In an interview with liberal Web site the Daily Beast last week, Montana Gov. Brian Schweitzer allowed that Romney could make the case to Hispanic voters that his father was an immigrant from Mexico, "but then he'd have to talk about his family coming from a polygamy commune in Mexico," which Schweitzer, the former head of the Democratic Governors Association, said would hurt Romney with female voters.
Democrats tie together the arguments about the secretive and cruel Romney in the president's pitch on the stump that Romney and his fellow rich folks are working to make, to borrow Vice President Joe Biden's term, "suckers" of middle class Americans.
Just like the campaign of George H.W. Bush, the Obama Democrats want persuadable voters to be convinced that Romney is hiding secret, radical tendencies dangerous to the country. Sure, he sounds like a moderate...
Romney has nowhere near the political gifts of Clinton and Obama is a more skillful politician than the 41st president. But the same dynamics seem to be very much at work and given the droopy economy and Obama's poor marks on the subject with voters, may be moving with even greater power.
The challenge for Romney is the same as it was for Bubba in 1992: Every day not discussing the economy or Obama's economic approach is a bad day. The Obama team will be doing everything it can to make sure that Romney spends plenty of time talking about Irish setter transportation and tax shelters.
The Day in Quotes
"53.6 percent"
-- The portion of Americans under age 25 with college degrees who were unemployed or underemployed according an Associated Press study of unemployment data.
"...perfect for a bicycle or hybrid."
-- Description of the bumper sticker offered by the new "Environmentalists for Obama" program being offered by president's re-election campaign.
"Leon is doing an important job for the country, really a service to the country at the age of 73 after a long career. He followed Bob Gates at the request of the president. I don't think people are going to begrudge him going home and seeing his family."
-- David Axelrod, senior political adviser to President Obama, on "State of the Union" discussing the approximately $860,000 spent on weekend trips home to California by Defense Secretary Leon Panetta since taking the post in July.
"I can't think of anyone so reflective of the thinking, principles and ideals of our state."
-- Indiana Gov. Mitch Daniels in a new ad for embattled Sen. Richard Lugar, R-Ind., who gave Daniels his first job in politics in 1969 as a mayoral aide in Indianapolis. Lugar, 80, faces a tough test in his re-election bid from state Treasurer Richard Mourdock in the state's May 8 primary.
"Insiders have already seen the hand of Mr. Bernard in the presence at the dinner for [British Prime Minister David Cameron] of nearly four dozen 'bundlers,' or people who solicit campaign checks for Mr. Obama from their friends and associates."
-- Sunday New York Times article on White House Social Secretary Jeremy Bernard.
"The design of the demonstration precludes a credible evaluation of its effectiveness in achieving (the administration's) stated research goal."
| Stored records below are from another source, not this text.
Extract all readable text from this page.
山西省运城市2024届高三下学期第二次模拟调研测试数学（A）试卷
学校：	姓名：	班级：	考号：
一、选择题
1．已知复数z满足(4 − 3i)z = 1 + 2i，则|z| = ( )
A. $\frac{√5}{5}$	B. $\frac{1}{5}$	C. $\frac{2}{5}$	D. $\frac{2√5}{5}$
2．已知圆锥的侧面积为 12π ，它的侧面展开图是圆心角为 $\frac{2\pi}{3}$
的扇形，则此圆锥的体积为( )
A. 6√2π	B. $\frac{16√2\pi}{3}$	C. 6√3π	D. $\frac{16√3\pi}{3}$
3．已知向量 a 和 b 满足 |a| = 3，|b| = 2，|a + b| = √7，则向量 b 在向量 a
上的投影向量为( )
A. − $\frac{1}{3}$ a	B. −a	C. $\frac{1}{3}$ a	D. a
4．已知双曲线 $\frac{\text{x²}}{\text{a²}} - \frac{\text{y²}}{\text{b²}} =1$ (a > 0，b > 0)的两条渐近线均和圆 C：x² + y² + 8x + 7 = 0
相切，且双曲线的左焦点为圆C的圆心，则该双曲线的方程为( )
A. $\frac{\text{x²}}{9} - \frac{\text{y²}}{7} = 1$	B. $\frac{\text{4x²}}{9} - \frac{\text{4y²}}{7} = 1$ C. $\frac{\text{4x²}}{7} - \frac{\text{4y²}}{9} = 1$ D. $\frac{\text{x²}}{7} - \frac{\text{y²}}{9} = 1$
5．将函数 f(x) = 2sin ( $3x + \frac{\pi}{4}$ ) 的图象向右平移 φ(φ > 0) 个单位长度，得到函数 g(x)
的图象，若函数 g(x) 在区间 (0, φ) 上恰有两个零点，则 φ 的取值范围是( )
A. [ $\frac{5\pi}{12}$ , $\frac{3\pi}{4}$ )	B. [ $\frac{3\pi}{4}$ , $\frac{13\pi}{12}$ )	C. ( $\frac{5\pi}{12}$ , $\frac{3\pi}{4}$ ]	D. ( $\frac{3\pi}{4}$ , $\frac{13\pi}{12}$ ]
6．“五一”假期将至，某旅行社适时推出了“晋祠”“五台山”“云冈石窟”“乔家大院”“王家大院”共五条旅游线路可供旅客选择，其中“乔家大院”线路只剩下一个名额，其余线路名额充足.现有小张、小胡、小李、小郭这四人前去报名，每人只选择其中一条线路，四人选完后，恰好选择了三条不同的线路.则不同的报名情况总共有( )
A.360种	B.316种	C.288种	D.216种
-- A report from the Government Accountability Office blasting a provision in President Obama's health law that provides an $8.3 billion "pilot program" for Medicare, which Republicans say is actually just a way to soften the political blow from the first rounds of scheduled cuts to the program.
"65 percent"
-- Portion of registered voters in the latest FOX News poll who support Arizona's immigration law. The Obama administration's effort to block the measure, which allows police to determine the immigration status of those whom they detain on suspicion of other offenses, will be argued before the Supreme Court on Wednesday.
Chris Stirewalt is digital politics editor for Fox News, and his POWER PLAY column appears Monday-Friday on FoxNews.com.